Recipe: Pomegranate Tonics — Recipes from The Kitchn

December 28, 2017


I'm an avowed gin & tonic lover: I love the way the lime zest hits my nose just as I'm about to take a sip. I love the sparkle and bite of the tonic, with its mysterious quinine flavor. And I do love a juniper-forward gin — usually. But during the holidays, when cooking can mean hours at a time in the kitchen, I veer more towards mocktails, which add to the festive atmosphere without leaving me drunk and exhausted before dinner even starts.

Enter: pomegranate molasses, which is just pomegranate juice that's been cooked down, sometimes with sugar, until it reaches the consistency of a thick syrup, almost like honey.

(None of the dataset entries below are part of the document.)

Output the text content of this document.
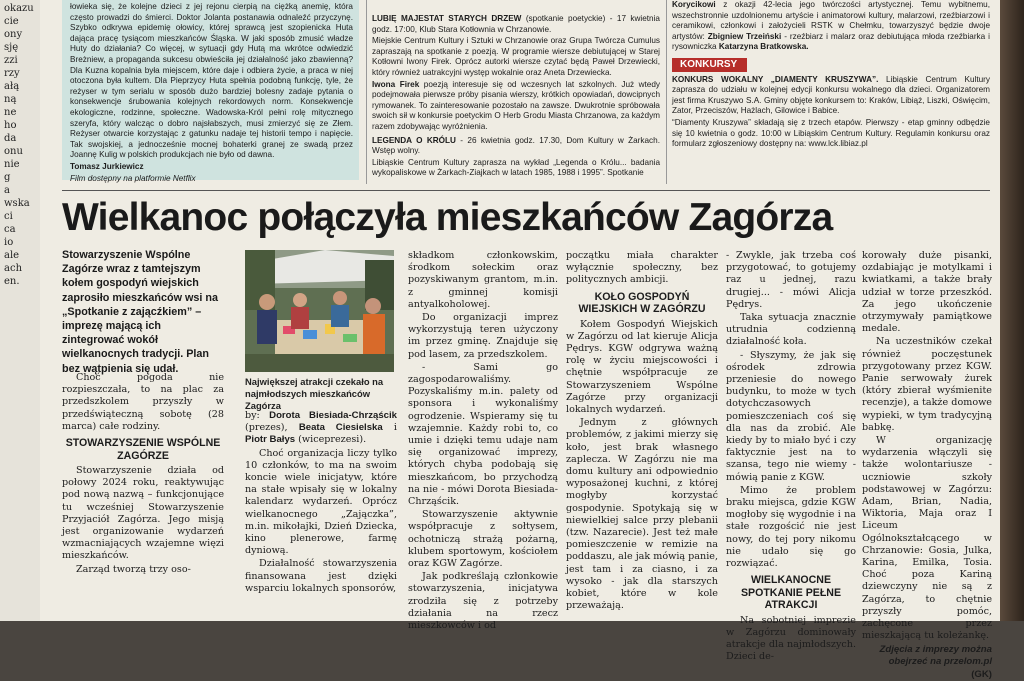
okazu
cie
ony
sję
zzi
rzy
ałą
ną
ne
ho
da
onu
nie
g
a
wska
ci
ca
io
ale
ach
en.

łowieka się, że kolejne dzieci z jej rejonu cierpią na ciężką anemię, która często prowadzi do śmierci. Doktor Jolanta postanawia odnaleźć przyczynę. Szybko odkrywa epidemię ołowicy, której sprawcą jest szopienicka Huta dająca pracę tysiącom mieszkańców Śląska. W jaki sposób zmusić władze Huty do działania? Co więcej, w sytuacji gdy Hutą ma wkrótce odwiedzić Breżniew, a propaganda sukcesu obwieściła jej działalność jako zbawienną? Dla Kuzna kopalnia była miejscem, które daje i odbiera życie, a praca w niej otoczona była kultem. Dla Pieprzycy Huta spełnia podobną funkcję, tyle, że reżyser w tym serialu w sposób dużo bardziej bolesny zadaje pytania o konsekwencje śrubowania kolejnych rekordowych norm. Konsekwencje ekologiczne, rodzinne, społeczne. Wadowska-Król pełni rolę mitycznego szeryfa, który walcząc o dobro najsłabszych, musi zmierzyć się ze Złem. Reżyser otwarcie korzystając z gatunku nadaje tej historii tempo i napięcie. Tak swojskiej, a jednocześnie mocnej bohaterki granej ze swadą przez Joannę Kulig w polskich produkcjach nie było od dawna.

Tomasz Jurkiewicz

Film dostępny na platformie Netflix

LUBIĘ MAJESTAT STARYCH DRZEW (spotkanie poetyckie) - 17 kwietnia godz. 17:00, Klub Stara Kotłownia w Chrzanowie.

Miejskie Centrum Kultury i Sztuki w Chrzanowie oraz Grupa Twórcza Cumulus zapraszają na spotkanie z poezją. W programie wiersze debiutującej w Starej Kotłowni Iwony Firek. Oprócz autorki wiersze czytać będą Paweł Drzewiecki, który również uatrakcyjni występ wokalnie oraz Aneta Drzewiecka.

Iwona Firek poezją interesuje się od wczesnych lat szkolnych. Już wtedy podejmowała pierwsze próby pisania wierszy, krótkich opowiadań, dowcipnych rymowanek. To zainteresowanie pozostało na zawsze. Dwukrotnie spróbowała swoich sił w konkursie poetyckim O Herb Grodu Miasta Chrzanowa, za każdym razem zdobywając wyróżnienia.

LEGENDA O KRÓLU - 26 kwietnia godz. 17.30, Dom Kultury w Żarkach. Wstęp wolny.

Libiąskie Centrum Kultury zaprasza na wykład „Legenda o Królu... badania wykopaliskowe w Żarkach-Ziajkach w latach 1985, 1988 i 1995”. Spotkanie

Korycikowi z okazji 42-lecia jego twórczości artystycznej. Temu wybitnemu, wszechstronnie uzdolnionemu artyście i animatorowi kultury, malarzowi, rzeźbiarzowi i ceramikowi, członkowi i założycieli RSTK w Chełmku, towarzyszyć będzie dwoje artystów: Zbigniew Trzeiński - rzeźbiarz i malarz oraz debiutująca młoda rzeźbiarka i rysowniczka Katarzyna Bratkowska.

KONKURSY

KONKURS WOKALNY „DIAMENTY KRUSZYWA”. Libiąskie Centrum Kultury zaprasza do udziału w kolejnej edycji konkursu wokalnego dla dzieci. Organizatorem jest firma Kruszywo S.A. Gminy objęte konkursem to: Kraków, Libiąż, Liszki, Oświęcim, Zator, Przeciszów, Hażlach, Gilowice i Babice.

“Diamenty Kruszywa” składają się z trzech etapów. Pierwszy - etap gminny odbędzie się 10 kwietnia o godz. 10:00 w Libiąskim Centrum Kultury. Regulamin konkursu oraz formularz zgłoszeniowy dostępny na: www.lck.libiaz.pl

Wielkanoc połączyła mieszkańców Zagórza
Stowarzyszenie Wspólne Zagórze wraz z tamtejszym kołem gospodyń wiejskich zaprosiło mieszkańców wsi na „Spotkanie z zającźkiem” – imprezę mającą ich zintegrować wokół wielkanocnych tradycji. Plan bez wątpienia się udał.
Największej atrakcji czekało na najmłodszych mieszkańców Zagórza

Choć pogoda nie rozpieszczała, to na plac za przedszkolem przyszły w przedświąteczną sobotę (28 marca) całe rodziny.

STOWARZYSZENIE WSPÓLNE ZAGÓRZE

Stowarzyszenie działa od połowy 2024 roku, reaktywując pod nową nazwą – funkcjonujące tu wcześniej Stowarzyszenie Przyjaciół Zagórza. Jego misją jest organizowanie wydarzeń wzmacniających wzajemne więzi mieszkańców.

Zarząd tworzą trzy oso-

by: Dorota Biesiada-Chrząścik (prezes), Beata Ciesielska i Piotr Bałys (wiceprezesi).

Choć organizacja liczy tylko 10 członków, to ma na swoim koncie wiele inicjatyw, które na stałe wpisały się w lokalny kalendarz wydarzeń. Oprócz wielkanocnego „Zajączka”, m.in. mikołajki, Dzień Dziecka, kino plenerowe, farmę dyniową.

Działalność stowarzyszenia finansowana jest dzięki wsparciu lokalnych sponsorów,

składkom członkowskim, środkom sołeckim oraz pozyskiwanym grantom, m.in. z gminnej komisji antyalkoholowej.

Do organizacji imprez wykorzystują teren użyczony im przez gminę. Znajduje się pod lasem, za przedszkolem.

- Sami go zagospodarowaliśmy. Pozyskaliśmy m.in. palety od sponsora i wykonaliśmy ogrodzenie. Wspieramy się tu wzajemnie. Każdy robi to, co umie i dzięki temu udaje nam się organizować imprezy, których chyba podobają się mieszkańcom, bo przychodzą na nie - mówi Dorota Biesiada-Chrząścik.

Stowarzyszenie aktywnie współpracuje z sołtysem, ochotniczą strażą pożarną, klubem sportowym, kościołem oraz KGW Zagórze.

Jak podkreślają członkowie stowarzyszenia, inicjatywa zrodziła się z potrzeby działania na rzecz mieszkowców i od

początku miała charakter wyłącznie społeczny, bez politycznych ambicji.

KOŁO GOSPODYŃ WIEJSKICH W ZAGÓRZU

Kołem Gospodyń Wiejskich w Zagórzu od lat kieruje Alicja Pędrys. KGW odgrywa ważną rolę w życiu miejscowości i chętnie współpracuje ze Stowarzyszeniem Wspólne Zagórze przy organizacji lokalnych wydarzeń.

Jednym z głównych problemów, z jakimi mierzy się koło, jest brak własnego zaplecza. W Zagórzu nie ma domu kultury ani odpowiednio wyposażonej kuchni, z której mogłyby korzystać gospodynie. Spotykają się w niewielkiej salce przy plebanii (tzw. Nazarecie). Jest też małe pomieszczenie w remizie na poddaszu, ale jak mówią panie, jest tam i za ciasno, i za wysoko - jak dla starszych kobiet, które w kole przeważają.

- Zwykle, jak trzeba coś przygotować, to gotujemy raz u jednej, razu drugiej... - mówi Alicja Pędrys.

Taka sytuacja znacznie utrudnia codzienną działalność koła.

- Słyszymy, że jak się ośrodek zdrowia przeniesie do nowego budynku, to może w tych dotychczasowych pomieszczeniach coś się dla nas da zrobić. Ale kiedy by to miało być i czy faktycznie jest na to szansa, tego nie wiemy - mówią panie z KGW.

Mimo że problem braku miejsca, gdzie KGW mogłoby się wygodnie i na stałe rozgościć nie jest nowy, do tej pory nikomu nie udało się go rozwiązać.

WIELKANOCNE SPOTKANIE PEŁNE ATRAKCJI

Na sobotniej imprezie w Zagórzu dominowały atrakcje dla najmłodszych. Dzieci de-

korowały duże pisanki, ozdabiając je motylkami i kwiatkami, a także brały udział w torze przeszkód. Za jego ukończenie otrzymywały pamiątkowe medale.

Na uczestników czekał również poczęstunek przygotowany przez KGW. Panie serwowały żurek (który zbierał wyśmienite recenzje), a także domowe wypieki, w tym tradycyjną babkę.

W organizację wydarzenia włączyli się także wolontariusze - uczniowie szkoły podstawowej w Zagórzu: Adam, Brian, Nadia, Wiktoria, Maja oraz I Liceum Ogólnokształcącego w Chrzanowie: Gosia, Julka, Karina, Emilka, Tosia. Choć poza Kariną dziewczyny nie są z Zagórza, to chętnie przyszły pomóc, zachęcone przez mieszkającą tu koleżankę.

Zdjęcia z imprezy można obejrzeć na przelom.pl

(GK)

Although it doesn't taste anything like gin, in a glass with tonic, it can serve the same purpose — it offers some bite and some sweetness, along with the deep, toasty flavor of the molasses. (The more tart the syrup, the less sweet the cocktail — so look for a pomegranate molasses without sugar, if you like things on the savory side.)

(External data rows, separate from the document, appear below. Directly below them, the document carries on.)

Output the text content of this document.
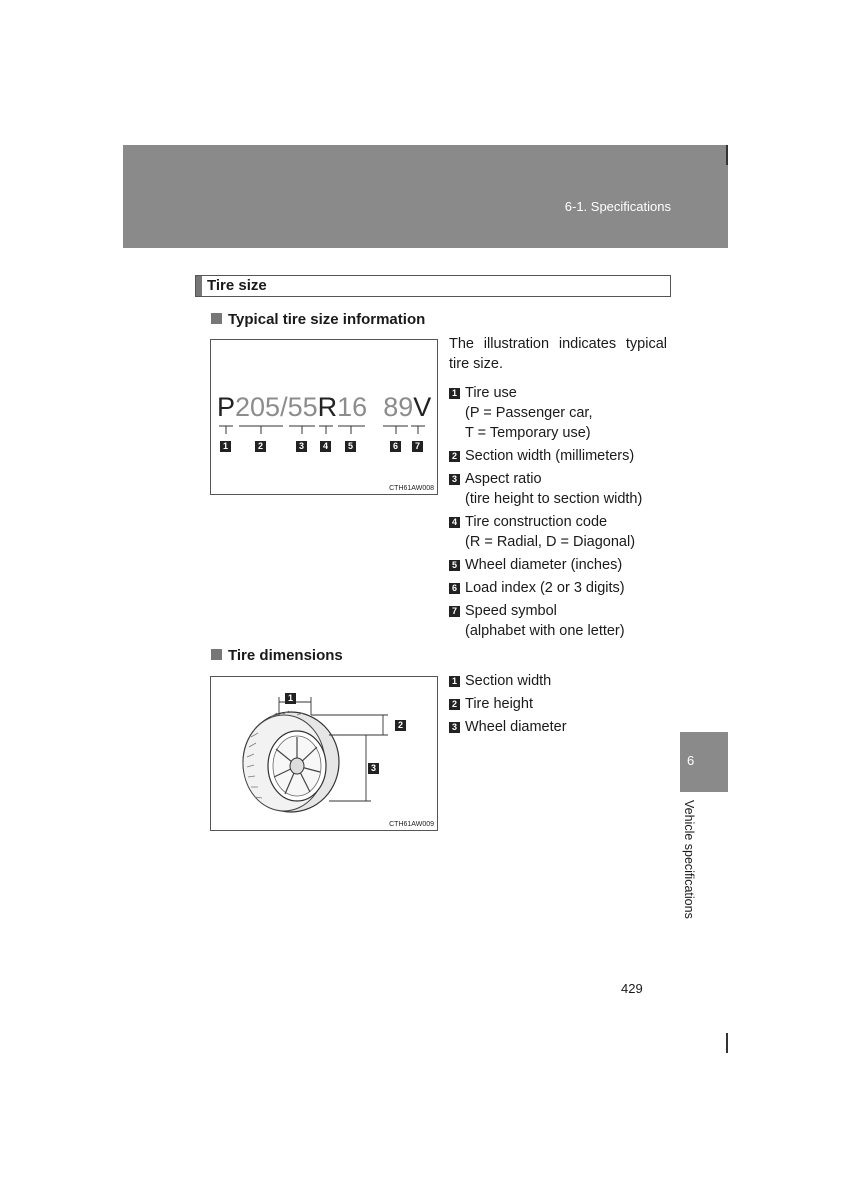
6-1. Specifications
Tire size
Typical tire size information
P205/55R16 89V
1	2	3	4	5	6	7
CTH61AW008
The illustration indicates typical tire size.
1 Tire use
(P = Passenger car,
T = Temporary use)
2 Section width (millimeters)
3 Aspect ratio
(tire height to section width)
4 Tire construction code
(R = Radial, D = Diagonal)
5 Wheel diameter (inches)
6 Load index (2 or 3 digits)
7 Speed symbol
(alphabet with one letter)
Tire dimensions
1
2
3
CTH61AW009
1 Section width
2 Tire height
3 Wheel diameter
6
Vehicle specifications
429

Made from ingredients I usually keep in my pantry, this quick mocktail also has a rich rosy color, so it definitely looks less frilly than most mocktails. Serve it in tall Collins glasses, if you have them, and remember as you pour that the mixture foams up a bit; they're best made just before serving.

Pomegranate Tonics

Serves 4

1/2 cup boiling water
1/4 cup pomegranate molasses
2 tablespoons honey, preferably wildflower
Ice
4 cups tonic water, chilled
Lime twists, for serving

Place the boiling water, pomegranate molasses, and honey in a small jar and whisk until well-blended. Fill 4 tall glasses with ice, then spoon 2 tablespoons of the syrup into each glass. Add about 1/2 cup tonic water to each (the mixture will foam), stir to blend, then add the remaining tonic water. Garnish with the lime twists and serve.

Recipe Notes

  • Make ahead: The pomegranate syrup can be made and stored in the refrigerator and stored for up to 2 weeks.